John Brown’s Dream is a well-known old-time tune. It probably originated in the Blue Ridge Mountains and then was made popular on banjo with Hobart Smith’s rendition. Smith was from Virginia. Tommy Jarell, a very popular old-time fiddler with immense amount of oral history from North Carolina, claimed it is a derivation from “Pretty Little Miss.”

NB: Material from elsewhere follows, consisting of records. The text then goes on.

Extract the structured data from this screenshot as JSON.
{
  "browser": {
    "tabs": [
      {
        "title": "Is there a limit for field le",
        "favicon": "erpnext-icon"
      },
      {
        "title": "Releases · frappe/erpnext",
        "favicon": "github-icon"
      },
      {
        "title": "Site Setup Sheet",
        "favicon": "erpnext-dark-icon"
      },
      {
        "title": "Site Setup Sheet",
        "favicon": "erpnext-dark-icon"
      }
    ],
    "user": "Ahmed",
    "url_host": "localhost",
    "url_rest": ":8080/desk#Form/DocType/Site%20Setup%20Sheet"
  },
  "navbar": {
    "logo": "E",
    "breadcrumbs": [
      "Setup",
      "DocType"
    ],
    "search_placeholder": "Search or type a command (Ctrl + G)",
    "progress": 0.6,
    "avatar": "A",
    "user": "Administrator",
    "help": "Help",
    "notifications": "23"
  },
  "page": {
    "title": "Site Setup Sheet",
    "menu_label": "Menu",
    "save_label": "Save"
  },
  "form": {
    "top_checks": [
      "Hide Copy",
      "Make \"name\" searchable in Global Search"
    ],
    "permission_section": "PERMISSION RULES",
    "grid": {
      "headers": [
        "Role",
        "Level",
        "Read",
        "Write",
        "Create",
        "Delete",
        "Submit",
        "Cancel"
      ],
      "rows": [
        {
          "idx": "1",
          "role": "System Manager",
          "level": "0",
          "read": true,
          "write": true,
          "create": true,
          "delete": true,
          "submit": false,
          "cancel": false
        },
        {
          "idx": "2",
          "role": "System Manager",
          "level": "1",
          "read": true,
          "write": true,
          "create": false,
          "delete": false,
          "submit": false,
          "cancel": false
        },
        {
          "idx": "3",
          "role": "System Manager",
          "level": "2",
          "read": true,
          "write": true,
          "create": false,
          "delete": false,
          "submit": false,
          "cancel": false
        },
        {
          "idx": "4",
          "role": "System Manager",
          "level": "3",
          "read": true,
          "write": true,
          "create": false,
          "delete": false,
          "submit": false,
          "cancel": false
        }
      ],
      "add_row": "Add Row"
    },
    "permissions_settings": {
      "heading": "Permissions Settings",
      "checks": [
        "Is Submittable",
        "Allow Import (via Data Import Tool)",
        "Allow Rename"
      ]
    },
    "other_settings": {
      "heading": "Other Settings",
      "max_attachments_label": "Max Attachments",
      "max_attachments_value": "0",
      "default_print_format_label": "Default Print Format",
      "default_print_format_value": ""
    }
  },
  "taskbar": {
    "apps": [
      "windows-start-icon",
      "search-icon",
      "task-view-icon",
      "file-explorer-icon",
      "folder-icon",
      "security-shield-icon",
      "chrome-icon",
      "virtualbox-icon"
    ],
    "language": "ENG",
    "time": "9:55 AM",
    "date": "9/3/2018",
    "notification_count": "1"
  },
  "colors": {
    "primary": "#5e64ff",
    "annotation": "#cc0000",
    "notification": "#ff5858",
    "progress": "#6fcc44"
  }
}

Mizmor Shir – “Ducks on a Millpond”

Ducks on a Millpond, also known as “Deaf Woman’s Courtship” is an old-time tune likely derived from fiddle Emmett Lundy (1864-1953). Its origins are likely sometimes in the 19th century. It was collected by Alan Lomax from Galax County, Virginia in 1937. Some think it is related to another tune called “Old Dan Tucker.” Played in double C (GCGCD) it begins with a nice open four string arpeggio as the centerpiece of part A that is upbeat and we thought fit nicely into Mizmor Shir.

Yedid Nefesh – “Frosty Morning”

Frosty Morning is a tune by Virginia fiddler Henry Reed and was recorded by the folklorist fir the Smithsonian and fiddle Al Jabbour. It is sometimes called “Cold and Frosty Morning.” The origin of this tune is not known, although a tune by this name (not necessarily the same tune) was listed as played in a fiddle contest in LaFollette, Tennessee in 1931. Reed says, “It’s got a lonesome sort of sound” that we thought fit Yedid Nefesh quite well.